Ontario Construction News staff writer
Kingston is expecting $20 million from the federal government to restore shoreline damage caused by high lake levels and upgrade the sewer systems.
Council recently signed the required Contribution Agreements with the federal government for funding from a Disaster Mitigation Fund created in May 2018 for large-scale public infrastructure projects to reduce potential economic, environmental and social impacts of climate change.
Kingston will use the money to separate storm water and sanitary sewer lines and repair and strengthen shoreline damaged by high lake water levels.
Local MP Mark Gerretsen announced funding in August, on the shore of Lake Ontario where water levels have caused damage.
“Climate change is having a dramatic impact on our Canadian communities,” Gerretsen said. “Floods, wildfires and winter storms are getting worse and, quite frankly, more frequent. The effect of these extreme weather events doesn’t go away overnight. It takes time to rebuild and repair the damage and the major toll they take.”
The funding comes from a $2.2-billion increase in the amount of money municipalities are to receive from the federal gas tax.

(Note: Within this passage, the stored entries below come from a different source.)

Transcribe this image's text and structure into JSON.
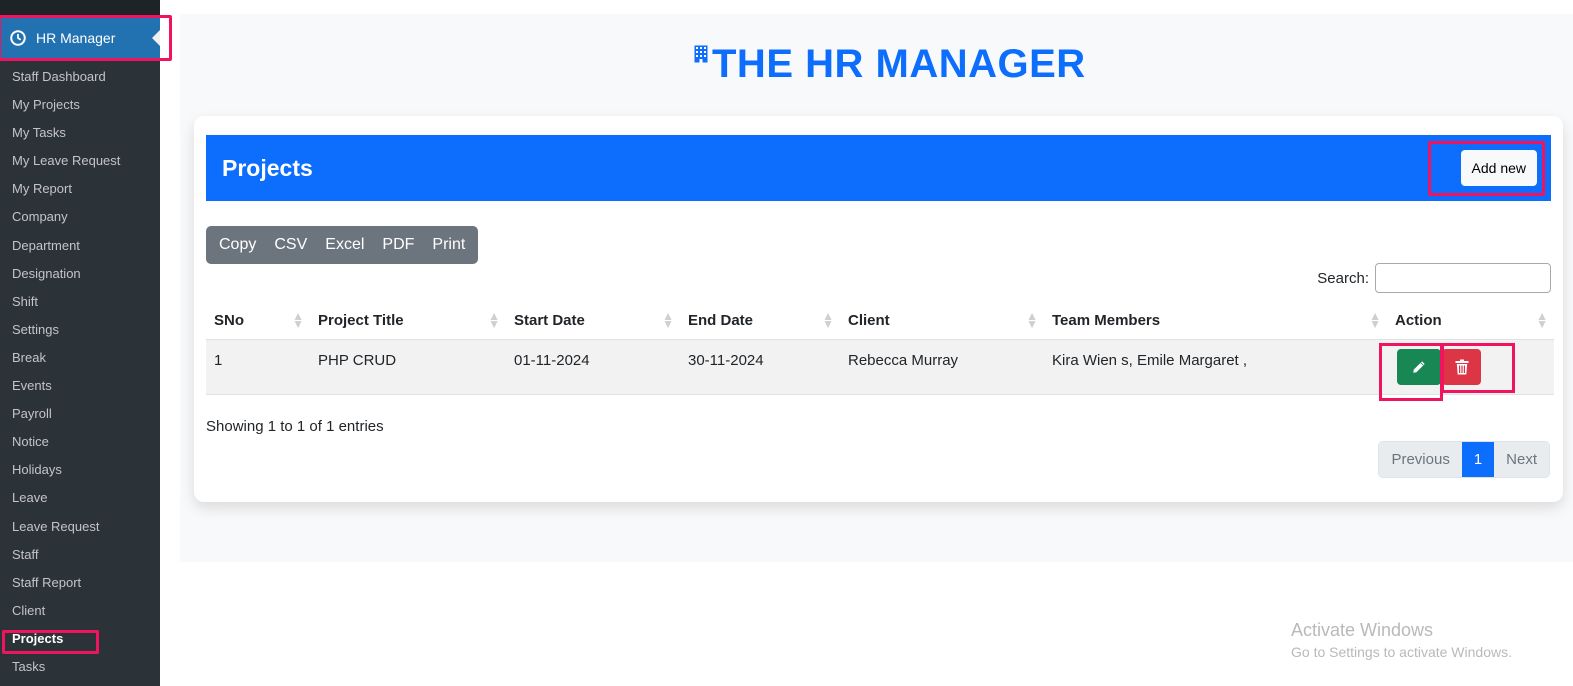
{
  "sidebar": {
    "header": {
      "label": "HR Manager",
      "icon": "clock-icon"
    },
    "items": [
      {
        "label": "Staff Dashboard"
      },
      {
        "label": "My Projects"
      },
      {
        "label": "My Tasks"
      },
      {
        "label": "My Leave Request"
      },
      {
        "label": "My Report"
      },
      {
        "label": "Company"
      },
      {
        "label": "Department"
      },
      {
        "label": "Designation"
      },
      {
        "label": "Shift"
      },
      {
        "label": "Settings"
      },
      {
        "label": "Break"
      },
      {
        "label": "Events"
      },
      {
        "label": "Payroll"
      },
      {
        "label": "Notice"
      },
      {
        "label": "Holidays"
      },
      {
        "label": "Leave"
      },
      {
        "label": "Leave Request"
      },
      {
        "label": "Staff"
      },
      {
        "label": "Staff Report"
      },
      {
        "label": "Client"
      },
      {
        "label": "Projects",
        "active": true
      },
      {
        "label": "Tasks"
      }
    ]
  },
  "page": {
    "title": "THE HR MANAGER",
    "title_icon": "building-icon",
    "accent_color": "#0d6efd"
  },
  "card": {
    "title": "Projects",
    "add_button": "Add new",
    "export_buttons": [
      "Copy",
      "CSV",
      "Excel",
      "PDF",
      "Print"
    ],
    "search": {
      "label": "Search:",
      "value": "",
      "placeholder": ""
    },
    "table": {
      "columns": [
        "SNo",
        "Project Title",
        "Start Date",
        "End Date",
        "Client",
        "Team Members",
        "Action"
      ],
      "rows": [
        {
          "sno": "1",
          "title": "PHP CRUD",
          "start": "01-11-2024",
          "end": "30-11-2024",
          "client": "Rebecca Murray",
          "team": "Kira Wien s, Emile Margaret ,",
          "actions": [
            "edit-icon",
            "trash-icon"
          ]
        }
      ]
    },
    "info": "Showing 1 to 1 of 1 entries",
    "pagination": {
      "previous": "Previous",
      "current": "1",
      "next": "Next"
    }
  },
  "watermark": {
    "line1": "Activate Windows",
    "line2": "Go to Settings to activate Windows."
  }
}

In recent years, local landmarks including the waterfront trail and a baseball diamond behind the Province Care Hospital had to be closed due to high water levels, resulting in valuable community amenities being closed, Gerretsen said.

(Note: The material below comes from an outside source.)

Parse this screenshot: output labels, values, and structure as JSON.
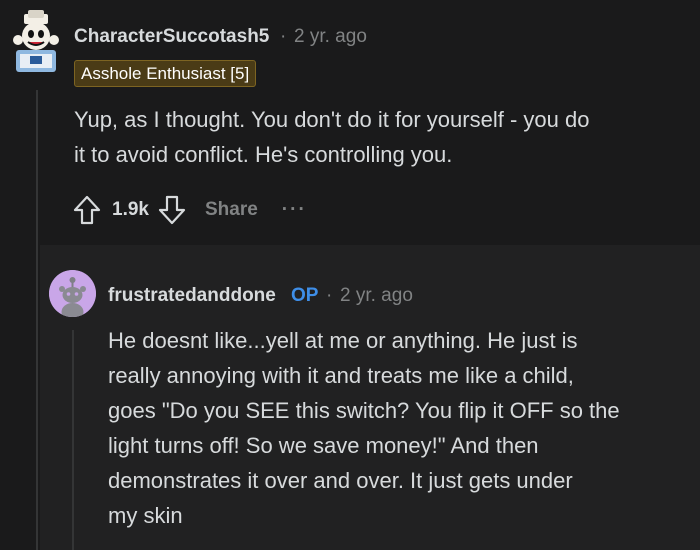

“Significant rain events continue to close roads and affect city services as flooding occurs,” adding that the risk of flooding is becoming a growing concern across Ontario communities each spring and they must work to limit the damage done by future floods.
For the past two decades, Utilities Kingston has been separating storm water sewers and sanitary sewers to reduce the risk of flooding after severe rainfalls or rapid snow melt. This funding is expected to pay for more than 1.4 kilometres of sewer line separation.
According to a city staff report, almost $10 million of the federal dollars will go to repairing and re-enforcing the shoreline at 18 different locations in Kingston. One project is the pathway between Lake Ontario Park and Portsmouth Harbour. Parts of it washed away due to flooding caused by the record high water levels in Lake Ontario.
Another $10 million will be used to continue work on separating the sewer and storm drains in Kingston’s historic downtown.
Federal funding covers about 40 per cent of the estimated $50 million restoration price tag and 60 per cent is included in the city’s long-term capital plan.
The city says it could take a decade to complete all the work.